Vivaldi’s music was innovative and well received during his lifetime, and Johann Sebastian Bach was deeply influenced by Vivaldi’s concertos and arias. While he was alive, Vivaldi’s popularity quickly made him famous in other countries, but after the Baroque period, Vivaldi’s published concerti became relatively unknown and were largely ignored until its vigorous revival in the first half of the twentieth century. Today, Vivaldi ranks among the most popular and widely recorded of Baroque composers.

My collection of Vivaldi works includes the following compositions:
Concerto Grosso in bm, op. 3, no. 10.
Concerto Grosso in dm, op. 3, no. 11.
Concerto in AM, RV 159.
Concerto for (Violin)cello, Strings, and Harpsichord in GM, RV 415.
Concerto for Cello No. 1 in cm, RV 401.
Concerto for Cello No. 4 in am, RV 422.
Concerto for Cello No. 7 in dm, RV 406.
Concerto for Cello No. 8 in CM, RV 398.
Concerto for Cello No. 9 in bm, RV 424.
Concerto for Cello No. 11 in FM, RV 412.
Concerto for Cello No. 12 in GM, RV 413.
Concerto for Diverse Instruments in CM.
Concerto for Flute in cm, RV 441.
Concerto for Flute in FM, RV 434.
Concerto for Flute in am, RV 108.
Concerto for Flute in gm, RV 439, La notte.
Concerto for Flute in cm, P. 440.
Concerto for Two Flutes, Strings, and Harpsichord in CM, RV 533.
Concerto for Guitar (Lute, 2 Violins, and Continuo) and String Orchestra in DM, RV 93 (1730).
Concerto in DM for Guitar (Lute), 2 Violins, Strings and Basso Continue in DM, RV 93.

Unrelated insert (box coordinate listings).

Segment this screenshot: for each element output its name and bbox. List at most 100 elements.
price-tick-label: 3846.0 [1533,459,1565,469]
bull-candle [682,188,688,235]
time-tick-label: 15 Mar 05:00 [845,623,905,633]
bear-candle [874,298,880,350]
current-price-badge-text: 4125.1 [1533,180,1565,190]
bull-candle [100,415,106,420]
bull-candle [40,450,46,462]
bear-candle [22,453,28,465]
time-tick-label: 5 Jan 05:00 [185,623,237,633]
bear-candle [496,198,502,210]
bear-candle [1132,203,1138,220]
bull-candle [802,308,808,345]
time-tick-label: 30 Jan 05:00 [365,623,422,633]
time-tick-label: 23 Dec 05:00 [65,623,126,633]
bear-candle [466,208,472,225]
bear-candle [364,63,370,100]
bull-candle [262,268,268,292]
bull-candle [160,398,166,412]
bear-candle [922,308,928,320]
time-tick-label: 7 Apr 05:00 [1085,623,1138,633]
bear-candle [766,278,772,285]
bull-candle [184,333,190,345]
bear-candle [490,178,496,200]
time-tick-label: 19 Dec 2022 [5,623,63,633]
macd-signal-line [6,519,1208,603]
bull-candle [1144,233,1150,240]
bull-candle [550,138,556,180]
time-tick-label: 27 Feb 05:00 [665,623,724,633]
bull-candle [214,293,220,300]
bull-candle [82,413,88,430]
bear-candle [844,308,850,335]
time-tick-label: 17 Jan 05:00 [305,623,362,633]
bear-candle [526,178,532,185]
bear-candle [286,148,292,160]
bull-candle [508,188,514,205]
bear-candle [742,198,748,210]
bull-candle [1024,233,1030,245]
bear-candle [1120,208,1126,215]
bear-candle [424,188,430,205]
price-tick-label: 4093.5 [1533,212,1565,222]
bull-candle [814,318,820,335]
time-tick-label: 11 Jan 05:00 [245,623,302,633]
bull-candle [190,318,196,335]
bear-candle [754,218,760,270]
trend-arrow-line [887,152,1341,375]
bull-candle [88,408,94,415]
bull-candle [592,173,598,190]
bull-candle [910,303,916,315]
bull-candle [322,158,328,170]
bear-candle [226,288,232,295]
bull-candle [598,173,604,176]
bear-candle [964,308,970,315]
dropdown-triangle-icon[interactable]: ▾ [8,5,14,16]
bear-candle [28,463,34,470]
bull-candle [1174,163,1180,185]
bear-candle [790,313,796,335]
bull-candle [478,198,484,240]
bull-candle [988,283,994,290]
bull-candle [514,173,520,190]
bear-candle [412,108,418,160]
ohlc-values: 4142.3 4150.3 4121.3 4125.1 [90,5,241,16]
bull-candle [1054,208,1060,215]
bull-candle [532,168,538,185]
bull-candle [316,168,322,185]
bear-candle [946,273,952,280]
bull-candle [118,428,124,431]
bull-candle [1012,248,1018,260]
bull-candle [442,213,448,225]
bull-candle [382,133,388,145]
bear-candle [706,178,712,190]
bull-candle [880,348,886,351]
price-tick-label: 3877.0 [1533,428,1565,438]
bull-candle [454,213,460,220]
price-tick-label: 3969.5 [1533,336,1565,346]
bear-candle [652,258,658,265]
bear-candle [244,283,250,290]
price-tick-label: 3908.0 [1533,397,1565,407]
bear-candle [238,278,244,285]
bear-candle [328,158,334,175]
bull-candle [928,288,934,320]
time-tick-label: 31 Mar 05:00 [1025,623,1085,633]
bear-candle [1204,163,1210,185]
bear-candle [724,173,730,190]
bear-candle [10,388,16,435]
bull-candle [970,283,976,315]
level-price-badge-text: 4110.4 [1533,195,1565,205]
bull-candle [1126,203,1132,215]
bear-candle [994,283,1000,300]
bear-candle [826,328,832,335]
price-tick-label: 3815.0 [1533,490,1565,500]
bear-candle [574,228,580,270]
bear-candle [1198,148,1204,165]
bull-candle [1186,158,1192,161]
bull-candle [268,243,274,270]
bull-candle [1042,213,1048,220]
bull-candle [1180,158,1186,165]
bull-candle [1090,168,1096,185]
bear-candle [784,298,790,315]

Concerto in CM for Mandolin, Strings, and Harpsichord or Organ Continuo, RV 425.
Concerto in GM for Two Mandolins, Strings and Organ Continuo, RV 532.
Concerto for Oboe and Bassoon in GM, RV 545.
Concerto for Two Oboes and Two Clarinets in CM, RV 559.
Concerto for Strings and Organ in DM, RV 124.
Concerto for Two Trumpets in CM.
Concerto in am for Viola D’Amore, Strings, and Cembalo, op. 25, no. 2.
Concerto in dm for Viola D’Amore, Strings, and Cembalo, op. 25, no. 4.
Concerto in dm for Viola D’Amore, Lute, Strings, and Continuo, RV 540.
Concerto for Viola D’AMore, Guitar (Lute), Strings, and Basso Continuo in dm, RV 540.
Concerto for Violin, Strings, and Harpsichord in EbM, RV 256.
Concerto in cm for Two violins, strings, and Basso Continuo, F1:14.
Concerto for Two Violins, Strings, and Harpsichord in BbM, RV 524.
Concerto for Four Violins and Orchestra in BbM, P. 367, RV 553.
Concerto for Wind Instruments, Violin, Strings, and Harpsichord in FM, RV 571.
L’Estro Armonico, op. 3, nos. 1-7 (Seven Concertos for Violins and String Orchestra).
The Four Seasons, op. 8, nos. 1-4 (Four Concerti Grossi).
Sinfonia No. 3 in gm, P. 3, RV 149.
Trio in CM for Lute, Violin, Cello, and Continuo, RV 82.
Trio in gm for Lute, Violin, Cello and Continuo, RV 85.